The story sees the player travelling through various distinct worlds that are themed around the main NPC that Alice needs to see in order to halt the train’s rampage. Be it the steampunk paradise of the Mad Hatter, or the oriental mystique of the Caterpillar, each area is as rich and refreshingly interesting as the last. Alice is suitably dressed for each occasion too, wearing new themed outfits in each chapter which are almost as interesting as the world around her.
Exploring these areas is done through a mix of platforming, mini-games and puzzles. Luckily for Alice, who according to her sister is ‘part frog’, the platforming is straightforward yet can unfortunately sometimes feel a little bit monotonous until later in the game, when hazards are more frequently added into play. Sometimes Alice does seem to get caught on invisible walls, which can lead to many a frustrating death. Thankfully, there is no penalty whatsoever for death, so the only issue caused is a mildly frustrating break in progress. These invisible walls do raise themselves fairly often though, with Alice getting caught on strange pieces of floor or scenery.
The puzzles are also plagued with being identical throughout the game when they do crop up. Occasionally and tediously, Alice needs to collect the pieces for, then complete, a sliding puzzle. Fortunately, these only appear once or twice in any given chapter.
However, the minigames are not marred with the same problems. These minigames are contextually sensitive to the area that Alice is in and never fail to entertain. One such game sees you pilot a dismembered Alice-doll’s head through a course à la Super Monkey Ball, and another has you piloting a paper cut-out Alice through a 2D feudal Japan – an area, like the rest of the game, which is very aesthetically pleasing.
Whilst exploring the world you are forced to deal with its inhabitants, who are just as diverse and attention-grabbing as the areas themselves. Most NPCs are hostile, such as the disturbing ‘Ruins’ who are consistently trying to end Alice throughout the game, the tableware toting ‘Madcaps’ of the Hatter or the returning ‘Card Guards’ of the Queen. Combat has a consistently challenging difficulty curve during the course of Madness Returns, with new weapons and new enemies regularly appearing to mix things up for the player.
However, combat can sometimes feel slightly repetitive. Alice lacks a combination system, so inputs are unfortunately restricted to button-mashing mixed up with a dodge/dash ability which sees Alice become a swarm of butterflies.
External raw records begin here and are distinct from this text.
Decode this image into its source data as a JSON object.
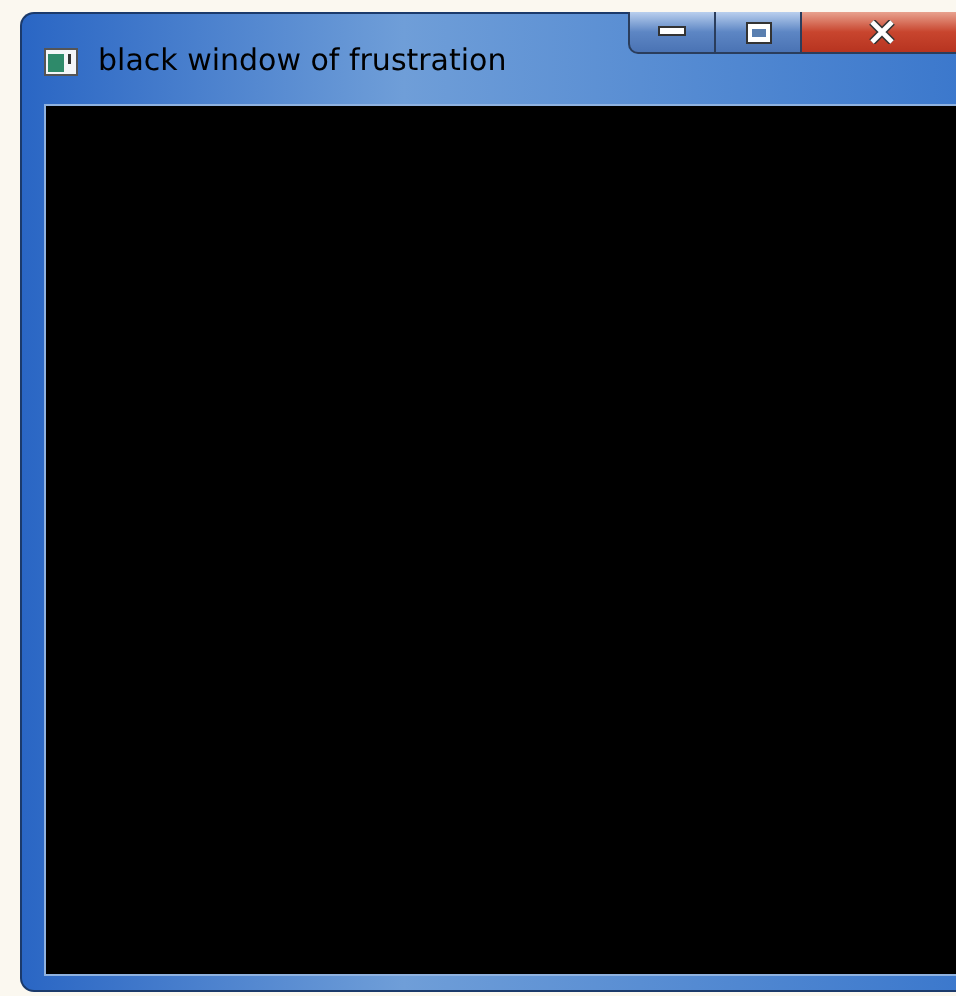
{
  "window": {
    "title": "black window of frustration"
  }
}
Once you work out an enemy’s attack pattern and the timing of these attacks, they are very easy to avoid and counter – the challenge in combat comes from the mixture and number of enemies thrown at you.
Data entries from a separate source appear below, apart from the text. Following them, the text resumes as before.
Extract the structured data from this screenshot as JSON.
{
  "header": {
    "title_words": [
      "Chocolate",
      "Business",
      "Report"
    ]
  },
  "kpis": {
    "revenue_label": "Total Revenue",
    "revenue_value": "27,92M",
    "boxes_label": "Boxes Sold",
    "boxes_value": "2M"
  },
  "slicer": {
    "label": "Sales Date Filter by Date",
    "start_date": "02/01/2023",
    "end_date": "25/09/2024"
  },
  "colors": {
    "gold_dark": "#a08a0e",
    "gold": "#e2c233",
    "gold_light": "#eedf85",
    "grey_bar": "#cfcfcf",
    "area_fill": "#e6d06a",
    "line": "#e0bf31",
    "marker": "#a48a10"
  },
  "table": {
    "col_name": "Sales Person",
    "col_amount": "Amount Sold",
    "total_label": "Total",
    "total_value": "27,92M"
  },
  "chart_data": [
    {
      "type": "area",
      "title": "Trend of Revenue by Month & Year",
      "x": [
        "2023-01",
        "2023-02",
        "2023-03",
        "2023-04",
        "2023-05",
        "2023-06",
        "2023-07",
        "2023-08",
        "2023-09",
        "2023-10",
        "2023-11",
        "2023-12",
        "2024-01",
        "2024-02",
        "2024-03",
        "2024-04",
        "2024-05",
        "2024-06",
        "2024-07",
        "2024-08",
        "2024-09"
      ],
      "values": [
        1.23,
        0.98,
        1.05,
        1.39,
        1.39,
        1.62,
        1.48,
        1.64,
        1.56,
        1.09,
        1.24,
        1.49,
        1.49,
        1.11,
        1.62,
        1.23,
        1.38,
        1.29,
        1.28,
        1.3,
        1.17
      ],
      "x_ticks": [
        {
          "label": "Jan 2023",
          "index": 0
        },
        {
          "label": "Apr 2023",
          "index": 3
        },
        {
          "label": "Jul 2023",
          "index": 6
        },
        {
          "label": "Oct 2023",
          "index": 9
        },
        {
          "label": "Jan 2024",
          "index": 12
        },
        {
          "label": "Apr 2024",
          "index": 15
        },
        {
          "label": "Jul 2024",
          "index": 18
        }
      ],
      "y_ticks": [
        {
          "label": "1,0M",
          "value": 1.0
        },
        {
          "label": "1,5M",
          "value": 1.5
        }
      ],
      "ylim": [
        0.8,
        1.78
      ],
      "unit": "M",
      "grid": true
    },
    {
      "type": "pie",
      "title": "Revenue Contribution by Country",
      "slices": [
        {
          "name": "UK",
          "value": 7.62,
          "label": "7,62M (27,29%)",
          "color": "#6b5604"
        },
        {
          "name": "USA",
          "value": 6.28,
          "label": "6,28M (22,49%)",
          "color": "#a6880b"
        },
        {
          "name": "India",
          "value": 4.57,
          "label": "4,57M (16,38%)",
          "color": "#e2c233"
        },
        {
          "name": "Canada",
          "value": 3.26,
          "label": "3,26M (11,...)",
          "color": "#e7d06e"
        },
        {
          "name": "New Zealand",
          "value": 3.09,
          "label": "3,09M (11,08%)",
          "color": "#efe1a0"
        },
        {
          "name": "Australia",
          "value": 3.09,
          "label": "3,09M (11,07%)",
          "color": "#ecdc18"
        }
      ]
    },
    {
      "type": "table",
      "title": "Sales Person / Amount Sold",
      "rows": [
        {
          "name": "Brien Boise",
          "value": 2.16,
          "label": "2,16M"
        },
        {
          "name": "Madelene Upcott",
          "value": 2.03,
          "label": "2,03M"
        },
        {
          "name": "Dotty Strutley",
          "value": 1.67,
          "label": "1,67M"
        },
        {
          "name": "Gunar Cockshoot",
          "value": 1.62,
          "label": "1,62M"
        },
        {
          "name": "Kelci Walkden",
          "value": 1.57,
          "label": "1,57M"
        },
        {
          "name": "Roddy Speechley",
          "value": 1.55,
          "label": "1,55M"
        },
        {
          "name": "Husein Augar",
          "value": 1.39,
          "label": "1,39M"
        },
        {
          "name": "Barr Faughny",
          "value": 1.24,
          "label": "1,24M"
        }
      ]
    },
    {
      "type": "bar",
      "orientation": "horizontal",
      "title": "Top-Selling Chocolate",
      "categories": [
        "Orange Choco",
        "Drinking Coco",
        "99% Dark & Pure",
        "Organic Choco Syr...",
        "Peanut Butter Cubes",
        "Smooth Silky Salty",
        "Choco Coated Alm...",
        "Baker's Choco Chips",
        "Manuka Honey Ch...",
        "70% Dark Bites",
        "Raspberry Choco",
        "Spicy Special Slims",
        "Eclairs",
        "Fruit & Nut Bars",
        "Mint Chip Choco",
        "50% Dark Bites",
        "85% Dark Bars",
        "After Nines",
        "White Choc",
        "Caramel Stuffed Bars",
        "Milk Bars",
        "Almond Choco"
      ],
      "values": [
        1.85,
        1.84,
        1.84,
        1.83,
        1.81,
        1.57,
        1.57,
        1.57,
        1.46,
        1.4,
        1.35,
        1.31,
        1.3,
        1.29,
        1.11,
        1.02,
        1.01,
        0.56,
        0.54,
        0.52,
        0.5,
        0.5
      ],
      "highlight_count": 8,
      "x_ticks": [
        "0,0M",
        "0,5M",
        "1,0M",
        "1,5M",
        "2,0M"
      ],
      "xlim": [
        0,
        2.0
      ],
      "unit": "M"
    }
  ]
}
If you’re a completionist, there is plenty to keep you coming back for more trips to Wonderland. Additional ‘memories’ can be unlocked by collecting hidden bottles scattered throughout the world and these memories can add additional flavour to what is already a surprisingly dark story.
Alice: Madness Returns is a fun, if not sometimes repetitive game that constantly stuns with its beautiful visuals. Though marred with repetition and the occasional immersion-breaking invisible wall, is a thoroughly enjoyable experience that is supplemented with twists and turns through a well-written story. Any fan of the original American McGee’s Alice should be sure to pick up this great yet flawed sequel and return to Alice’s twisted Wonderland.